Here are errata as reported for ZINC:


  • for SIGMA propiophenone P51605 ZINC has 1671385 entry, and the ring in it does not show as aromatic.
    • FIXED on 12/18/07
  • many molecules reported with ZINC01278699. Sorry about this case. It will be removed in the next version.
  • the following pairs are not identical, but actually different protonation states of hydroxamic acids (looks like PipelinePilot has a problem interpreting the mol2 files, I rechecked everything with the sdf files): ZINC03817650, ZINC04628541; ZINC01548784, ZINC03820719
  • I downloaded the databases Asinex and Sigma-aldrich from the version 7

of ZINC in both the formats SMILES and MOL2. For both the databases I found a difference in the molecules present in the archives, that means some molecules present in the multi-mol2 file and not in the SMILES and vice versa. Is it possible or I did some errors in the comparison?

No, you are quite correct. I just did:

>  zmore sial_p0.smi.gz | awk '{print $2}' | sort -u > smiles_codes  
>  zcat sial_p0.?.mol2.gz | grep ZINC | sort -u > mol2_p0_codes
>  wc -l smiles_codes mol2_p0_codes
114763 smiles_codes
112069 mol2_p0_codes
> diff smiles_codes  mol2_p0_codes  |wc -l
4265

I agree that there are a little over 2,500 differences in the mol2 and SMILES of Sigma Aldrich in ZINC version 7, a little over 2% of the library.


  • There appears to be an issue with isomerism in the ZINC database, which affects DUD. An example is compounds 3165371 and 4460991. These are E/Z isomers around a double bond. If you ask for the SMILES strings, these match the 2D depictions you see on the search results page (not suprising, really, as I imagine that the 2D depictions are generated directly from the SMILES).

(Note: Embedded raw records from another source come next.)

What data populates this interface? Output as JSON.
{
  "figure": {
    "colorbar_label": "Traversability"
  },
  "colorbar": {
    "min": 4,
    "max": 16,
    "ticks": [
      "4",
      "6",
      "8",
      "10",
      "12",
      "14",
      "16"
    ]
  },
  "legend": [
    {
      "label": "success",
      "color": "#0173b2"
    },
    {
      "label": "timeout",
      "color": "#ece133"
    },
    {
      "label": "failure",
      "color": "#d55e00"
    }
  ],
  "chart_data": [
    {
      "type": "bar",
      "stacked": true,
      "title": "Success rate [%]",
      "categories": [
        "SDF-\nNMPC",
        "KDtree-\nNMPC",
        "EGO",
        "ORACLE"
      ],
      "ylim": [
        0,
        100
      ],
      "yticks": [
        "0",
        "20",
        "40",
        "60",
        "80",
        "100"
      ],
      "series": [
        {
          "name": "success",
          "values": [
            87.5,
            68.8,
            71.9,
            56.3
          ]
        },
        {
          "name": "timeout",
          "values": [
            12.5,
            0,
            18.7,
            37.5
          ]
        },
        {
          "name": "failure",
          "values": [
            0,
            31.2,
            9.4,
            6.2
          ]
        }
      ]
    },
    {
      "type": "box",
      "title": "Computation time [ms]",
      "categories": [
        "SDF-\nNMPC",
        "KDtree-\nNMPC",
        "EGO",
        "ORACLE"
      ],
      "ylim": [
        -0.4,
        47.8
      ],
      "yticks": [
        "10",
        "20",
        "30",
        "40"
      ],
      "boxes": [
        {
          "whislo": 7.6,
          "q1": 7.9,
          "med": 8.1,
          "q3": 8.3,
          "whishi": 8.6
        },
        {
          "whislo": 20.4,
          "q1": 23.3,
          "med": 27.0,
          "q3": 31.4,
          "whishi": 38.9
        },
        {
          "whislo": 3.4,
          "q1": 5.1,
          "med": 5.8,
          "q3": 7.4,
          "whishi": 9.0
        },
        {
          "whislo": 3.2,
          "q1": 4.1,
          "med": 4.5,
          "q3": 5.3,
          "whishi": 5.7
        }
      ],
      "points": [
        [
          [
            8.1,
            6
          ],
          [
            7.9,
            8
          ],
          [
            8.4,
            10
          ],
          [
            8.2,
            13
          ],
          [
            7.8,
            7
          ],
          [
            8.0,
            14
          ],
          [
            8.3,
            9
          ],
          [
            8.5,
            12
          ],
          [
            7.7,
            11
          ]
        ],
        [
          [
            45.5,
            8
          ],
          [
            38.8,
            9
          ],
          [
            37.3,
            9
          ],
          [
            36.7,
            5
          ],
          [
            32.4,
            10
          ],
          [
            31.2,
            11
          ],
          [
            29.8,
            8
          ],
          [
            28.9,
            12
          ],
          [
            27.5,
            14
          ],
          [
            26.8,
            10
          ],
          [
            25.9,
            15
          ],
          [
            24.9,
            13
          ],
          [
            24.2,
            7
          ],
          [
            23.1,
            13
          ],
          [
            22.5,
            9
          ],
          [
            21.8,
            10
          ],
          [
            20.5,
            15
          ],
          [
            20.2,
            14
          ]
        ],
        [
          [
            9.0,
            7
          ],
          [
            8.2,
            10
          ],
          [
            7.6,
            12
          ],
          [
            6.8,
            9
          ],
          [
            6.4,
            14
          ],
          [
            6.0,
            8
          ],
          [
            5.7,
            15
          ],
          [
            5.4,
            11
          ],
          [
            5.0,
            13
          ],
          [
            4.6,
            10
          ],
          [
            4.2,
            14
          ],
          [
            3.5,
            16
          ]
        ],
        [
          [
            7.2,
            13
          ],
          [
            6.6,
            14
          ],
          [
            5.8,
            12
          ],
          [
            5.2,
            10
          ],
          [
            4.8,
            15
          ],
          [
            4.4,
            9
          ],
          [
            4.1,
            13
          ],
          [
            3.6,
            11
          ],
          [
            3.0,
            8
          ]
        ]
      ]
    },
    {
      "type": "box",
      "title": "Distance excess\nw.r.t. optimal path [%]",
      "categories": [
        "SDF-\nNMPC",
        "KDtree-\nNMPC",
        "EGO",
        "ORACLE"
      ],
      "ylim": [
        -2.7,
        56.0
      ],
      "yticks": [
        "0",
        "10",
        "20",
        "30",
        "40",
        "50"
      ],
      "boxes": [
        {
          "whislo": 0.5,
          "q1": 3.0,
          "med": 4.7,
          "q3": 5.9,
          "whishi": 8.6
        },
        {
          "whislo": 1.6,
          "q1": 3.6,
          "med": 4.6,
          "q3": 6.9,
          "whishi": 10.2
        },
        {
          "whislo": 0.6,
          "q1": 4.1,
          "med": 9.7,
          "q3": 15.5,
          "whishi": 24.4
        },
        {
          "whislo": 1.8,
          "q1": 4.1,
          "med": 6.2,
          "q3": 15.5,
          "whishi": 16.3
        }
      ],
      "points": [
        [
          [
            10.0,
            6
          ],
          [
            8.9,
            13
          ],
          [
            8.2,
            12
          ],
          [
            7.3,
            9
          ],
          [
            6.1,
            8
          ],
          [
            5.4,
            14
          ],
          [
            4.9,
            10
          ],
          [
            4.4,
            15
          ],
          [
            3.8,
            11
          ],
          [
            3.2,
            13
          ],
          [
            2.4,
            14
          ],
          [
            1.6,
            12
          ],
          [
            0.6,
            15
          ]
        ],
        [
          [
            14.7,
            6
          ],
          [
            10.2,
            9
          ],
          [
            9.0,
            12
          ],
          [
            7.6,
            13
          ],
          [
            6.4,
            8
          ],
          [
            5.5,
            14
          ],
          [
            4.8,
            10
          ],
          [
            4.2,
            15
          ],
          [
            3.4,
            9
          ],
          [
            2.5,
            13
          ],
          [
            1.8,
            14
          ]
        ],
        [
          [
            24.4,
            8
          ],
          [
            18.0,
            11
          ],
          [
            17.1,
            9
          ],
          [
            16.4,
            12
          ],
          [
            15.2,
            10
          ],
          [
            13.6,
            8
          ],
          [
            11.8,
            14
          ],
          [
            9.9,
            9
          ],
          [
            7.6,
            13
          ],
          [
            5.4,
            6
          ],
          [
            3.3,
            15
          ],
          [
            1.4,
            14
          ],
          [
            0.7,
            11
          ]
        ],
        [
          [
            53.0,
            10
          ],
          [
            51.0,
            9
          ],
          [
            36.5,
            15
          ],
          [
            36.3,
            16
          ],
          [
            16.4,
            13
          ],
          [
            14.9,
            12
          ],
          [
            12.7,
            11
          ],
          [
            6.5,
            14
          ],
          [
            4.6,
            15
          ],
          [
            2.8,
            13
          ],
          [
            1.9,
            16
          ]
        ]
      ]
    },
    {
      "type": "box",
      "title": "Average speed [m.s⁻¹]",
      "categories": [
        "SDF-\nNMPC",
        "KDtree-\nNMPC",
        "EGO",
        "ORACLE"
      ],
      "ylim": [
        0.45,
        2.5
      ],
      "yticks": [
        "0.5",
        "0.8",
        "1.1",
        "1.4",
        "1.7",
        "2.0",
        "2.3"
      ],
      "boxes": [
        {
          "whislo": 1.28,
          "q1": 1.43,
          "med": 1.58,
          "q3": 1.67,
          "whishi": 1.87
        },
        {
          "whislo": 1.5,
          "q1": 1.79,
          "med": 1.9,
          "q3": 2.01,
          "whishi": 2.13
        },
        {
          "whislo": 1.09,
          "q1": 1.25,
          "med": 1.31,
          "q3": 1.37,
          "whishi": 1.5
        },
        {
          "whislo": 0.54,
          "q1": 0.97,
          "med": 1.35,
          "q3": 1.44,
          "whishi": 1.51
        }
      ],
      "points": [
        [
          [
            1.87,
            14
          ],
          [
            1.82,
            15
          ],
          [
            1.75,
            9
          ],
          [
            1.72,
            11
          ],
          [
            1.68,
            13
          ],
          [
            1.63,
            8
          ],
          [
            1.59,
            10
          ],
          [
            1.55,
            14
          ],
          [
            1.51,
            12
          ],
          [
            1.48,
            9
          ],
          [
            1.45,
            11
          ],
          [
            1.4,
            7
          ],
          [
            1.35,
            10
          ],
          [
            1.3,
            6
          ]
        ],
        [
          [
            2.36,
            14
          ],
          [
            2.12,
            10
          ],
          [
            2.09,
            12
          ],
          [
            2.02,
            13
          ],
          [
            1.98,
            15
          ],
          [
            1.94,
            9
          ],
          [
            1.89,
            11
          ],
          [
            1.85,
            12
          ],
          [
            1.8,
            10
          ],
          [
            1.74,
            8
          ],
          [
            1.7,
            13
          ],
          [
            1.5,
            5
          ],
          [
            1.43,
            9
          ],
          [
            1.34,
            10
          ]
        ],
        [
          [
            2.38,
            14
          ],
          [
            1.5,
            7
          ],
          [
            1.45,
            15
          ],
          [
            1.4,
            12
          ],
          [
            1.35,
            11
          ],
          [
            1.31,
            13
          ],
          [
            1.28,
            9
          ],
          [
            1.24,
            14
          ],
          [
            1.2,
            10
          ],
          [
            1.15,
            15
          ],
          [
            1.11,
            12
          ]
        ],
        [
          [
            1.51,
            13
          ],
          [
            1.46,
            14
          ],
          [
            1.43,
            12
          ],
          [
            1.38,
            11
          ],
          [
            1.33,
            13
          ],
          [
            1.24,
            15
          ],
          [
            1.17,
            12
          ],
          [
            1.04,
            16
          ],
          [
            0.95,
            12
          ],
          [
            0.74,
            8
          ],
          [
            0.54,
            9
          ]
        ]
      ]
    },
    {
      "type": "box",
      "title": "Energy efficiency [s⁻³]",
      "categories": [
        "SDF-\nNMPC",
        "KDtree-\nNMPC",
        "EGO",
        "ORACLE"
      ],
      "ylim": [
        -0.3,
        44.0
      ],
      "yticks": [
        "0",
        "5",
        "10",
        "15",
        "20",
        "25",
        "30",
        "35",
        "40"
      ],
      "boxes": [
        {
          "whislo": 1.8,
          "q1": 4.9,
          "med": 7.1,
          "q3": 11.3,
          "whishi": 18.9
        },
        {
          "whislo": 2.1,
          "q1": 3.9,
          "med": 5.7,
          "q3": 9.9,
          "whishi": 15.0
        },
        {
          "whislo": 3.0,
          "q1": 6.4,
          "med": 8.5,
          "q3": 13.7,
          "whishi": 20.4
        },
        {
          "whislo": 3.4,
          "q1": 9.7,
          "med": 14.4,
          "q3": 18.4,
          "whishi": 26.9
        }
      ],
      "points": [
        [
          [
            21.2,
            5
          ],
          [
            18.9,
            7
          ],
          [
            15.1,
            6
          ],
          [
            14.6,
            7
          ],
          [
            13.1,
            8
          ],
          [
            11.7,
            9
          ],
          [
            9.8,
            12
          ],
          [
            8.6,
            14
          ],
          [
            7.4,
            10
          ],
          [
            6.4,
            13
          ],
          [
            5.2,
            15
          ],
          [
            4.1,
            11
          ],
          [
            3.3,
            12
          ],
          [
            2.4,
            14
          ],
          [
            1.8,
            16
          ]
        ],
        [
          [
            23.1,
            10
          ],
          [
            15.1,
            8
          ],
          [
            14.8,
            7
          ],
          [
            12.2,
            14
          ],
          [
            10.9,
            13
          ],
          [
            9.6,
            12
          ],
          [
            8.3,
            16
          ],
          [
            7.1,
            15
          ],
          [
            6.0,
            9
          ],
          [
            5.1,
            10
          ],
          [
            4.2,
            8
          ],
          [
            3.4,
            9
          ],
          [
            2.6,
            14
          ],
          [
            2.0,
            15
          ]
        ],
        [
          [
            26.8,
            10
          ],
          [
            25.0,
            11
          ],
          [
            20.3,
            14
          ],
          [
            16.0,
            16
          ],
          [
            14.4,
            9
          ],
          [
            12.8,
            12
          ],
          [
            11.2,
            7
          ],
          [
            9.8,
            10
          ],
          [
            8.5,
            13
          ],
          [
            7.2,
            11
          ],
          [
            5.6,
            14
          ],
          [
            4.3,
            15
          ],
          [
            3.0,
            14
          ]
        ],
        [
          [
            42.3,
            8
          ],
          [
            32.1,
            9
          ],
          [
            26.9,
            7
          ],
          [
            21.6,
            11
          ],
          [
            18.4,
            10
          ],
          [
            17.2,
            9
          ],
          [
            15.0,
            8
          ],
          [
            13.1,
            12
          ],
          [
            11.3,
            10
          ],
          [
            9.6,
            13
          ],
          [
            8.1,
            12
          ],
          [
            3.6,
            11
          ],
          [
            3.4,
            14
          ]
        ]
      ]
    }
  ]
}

However, if you ask for these compounds as SDF files, you get the correct isomer of 4460991, but you get two structures for 3165371, both of which are wrong compared to the SMILES (one is identical to 4460991, and the other has the exocyclic double bond flipped).

Both of these compounds are in the DUD data set. However, since the SDF data available for 3165371 are incorrect, the DUD data set has ended up with duplicate structures.

We believe there are several cases of this in DUD (and ZINC). E/Z isomerism has been a sore point for us ever since we got started. We are aware of this problem, and aim to fix as many of these problems as possible in the next release. I think the SDF should be taken as authoritative over the SMILES, if they disagree. However, we have not yet been able to make a complete study of this.